Big Lots to exit Canada after unprofitable venture
December 20, 2013,
COLUMBUS, Ohio - Big Lots will exit the Canadian market sometime during the first quarter, less than three years after buying Liquidation World, saying its first foray outside of the United States has been unprofitable.
In a statement, the company said the decision was part of a detailed evaluation of its current operations and business prospects that also led to a recent decision to close its wholesale division.
Currently, the company operates 73 stores in Canada under the Liquidation World or LW banners and five stores under the Big Lots banner as well as two distribution centers and an administration office.
"We intend to begin an orderly wind-down process immediately and expect that principal operations will cease during the first quarter of fiscal 2014," the company said in a statement.
Big Lots acquired the struggling Liquidation World in July 2011 with the intention of bringing its brand to Canadian consumers.

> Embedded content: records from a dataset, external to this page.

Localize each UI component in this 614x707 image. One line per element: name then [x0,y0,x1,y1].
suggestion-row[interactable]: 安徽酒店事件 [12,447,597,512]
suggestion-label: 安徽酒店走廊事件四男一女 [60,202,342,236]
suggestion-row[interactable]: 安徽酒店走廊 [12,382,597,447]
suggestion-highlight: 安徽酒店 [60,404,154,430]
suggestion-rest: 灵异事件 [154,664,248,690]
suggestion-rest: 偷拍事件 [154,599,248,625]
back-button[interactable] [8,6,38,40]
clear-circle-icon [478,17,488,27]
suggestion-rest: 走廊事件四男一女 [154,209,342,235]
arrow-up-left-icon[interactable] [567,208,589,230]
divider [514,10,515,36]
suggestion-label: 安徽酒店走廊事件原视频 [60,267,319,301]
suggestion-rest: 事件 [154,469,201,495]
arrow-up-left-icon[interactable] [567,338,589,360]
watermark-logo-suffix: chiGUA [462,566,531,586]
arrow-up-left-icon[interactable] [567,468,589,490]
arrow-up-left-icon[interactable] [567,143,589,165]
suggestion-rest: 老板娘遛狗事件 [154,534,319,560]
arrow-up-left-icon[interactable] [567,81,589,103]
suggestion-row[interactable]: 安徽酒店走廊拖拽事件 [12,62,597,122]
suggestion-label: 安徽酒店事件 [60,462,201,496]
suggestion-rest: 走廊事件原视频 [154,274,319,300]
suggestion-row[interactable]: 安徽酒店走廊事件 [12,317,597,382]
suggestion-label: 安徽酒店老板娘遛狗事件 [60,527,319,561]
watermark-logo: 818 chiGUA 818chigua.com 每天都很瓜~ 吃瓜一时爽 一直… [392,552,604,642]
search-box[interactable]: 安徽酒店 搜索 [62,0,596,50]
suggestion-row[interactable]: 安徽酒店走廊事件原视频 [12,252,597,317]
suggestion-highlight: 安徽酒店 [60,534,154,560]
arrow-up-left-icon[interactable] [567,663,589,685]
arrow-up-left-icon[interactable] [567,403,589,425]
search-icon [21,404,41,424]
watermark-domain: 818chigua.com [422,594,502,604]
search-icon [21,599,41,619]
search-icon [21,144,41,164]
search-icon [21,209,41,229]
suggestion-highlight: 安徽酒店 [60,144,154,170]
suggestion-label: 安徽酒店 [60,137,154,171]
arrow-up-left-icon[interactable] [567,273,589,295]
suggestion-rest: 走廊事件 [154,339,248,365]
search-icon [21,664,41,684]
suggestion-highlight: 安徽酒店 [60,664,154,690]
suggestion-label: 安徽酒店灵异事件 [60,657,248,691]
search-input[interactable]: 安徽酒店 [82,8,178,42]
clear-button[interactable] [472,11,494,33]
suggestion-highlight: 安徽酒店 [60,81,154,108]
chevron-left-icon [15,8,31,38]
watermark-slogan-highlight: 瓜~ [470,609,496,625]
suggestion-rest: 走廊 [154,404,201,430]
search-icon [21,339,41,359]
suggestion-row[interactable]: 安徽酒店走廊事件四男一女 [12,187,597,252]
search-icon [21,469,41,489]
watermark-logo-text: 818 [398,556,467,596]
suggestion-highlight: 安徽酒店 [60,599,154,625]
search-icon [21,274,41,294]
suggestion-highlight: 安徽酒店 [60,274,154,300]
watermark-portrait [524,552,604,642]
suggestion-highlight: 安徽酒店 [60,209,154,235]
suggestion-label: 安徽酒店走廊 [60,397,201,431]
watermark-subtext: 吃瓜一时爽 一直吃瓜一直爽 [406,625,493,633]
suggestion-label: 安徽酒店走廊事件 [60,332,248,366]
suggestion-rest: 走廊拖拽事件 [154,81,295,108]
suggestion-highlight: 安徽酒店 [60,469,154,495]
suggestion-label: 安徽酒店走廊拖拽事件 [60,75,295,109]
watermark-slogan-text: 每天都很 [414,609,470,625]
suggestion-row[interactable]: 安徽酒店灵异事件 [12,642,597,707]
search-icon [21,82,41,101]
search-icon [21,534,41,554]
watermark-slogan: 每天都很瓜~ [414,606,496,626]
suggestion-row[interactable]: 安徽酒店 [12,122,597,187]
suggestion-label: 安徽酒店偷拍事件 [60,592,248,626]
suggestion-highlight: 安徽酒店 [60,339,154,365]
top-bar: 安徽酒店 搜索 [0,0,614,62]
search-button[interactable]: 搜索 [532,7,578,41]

"Over the last two years, we have invested in this business and our team in Canada has worked diligently to turn it around. However, we have not been able to gain the necessary traction in the Canadian marketplace that had originally been anticipated and believe that the significant further capital investments and execution risk associated with continuing to pursue a turnaround would not be in the best interests of our company and shareholders," the statement said.
Big Lots reported sales in Canada of $38.3 million for the 13- week period ending Nov. 2, down 1.9% from the $39 million for the comparable period last year. The net loss incurred by the Canadian operation deepened to $5 million or nine cents per share from $4.3 million or seven cents per share last year.
For the 39-week period also ending Nov. 2, Canadian sales were $112.8 million, up 6.1% from $106.3 million for the comparable period. The net loss was $13.3 million or 23 cents per share, compared with $13.7 million or 22 cents per share.
"The strategic decision to exit Canada will enable us to focus our resources on introducing e-commerce and omni-channel capabilities, rolling out coolers and freezers to our chain of stores, launching a furniture financing program, significantly realigning our merchandising organization, and moving swiftly to implement our ‘edit to amplify' merchandising strategy," the company said.
Canadian distribution centers are expected to close during the fourth quarter of the company's 2013 fiscal year while the stores will cease operations during the first quarter of fiscal 2014.
Big Lots also said it anticipates a loss from the Canadian operations in the range of $38 million to $43 million, or 65 to 75 cents per share, including charges of $32 million to $34 million related to severance, lease liabilities and asset impairment.
For the full year of fiscal 2013, the loss is anticipated to be in the range of $52 million to $57 million, or 90 to 98 cents per share.
It said it will begin reporting its Canadian business as discontinued in the first quarter of fiscal 2014, with an anticipated loss in the range of $44 million to $47 million, or 75 to 80 cents per share.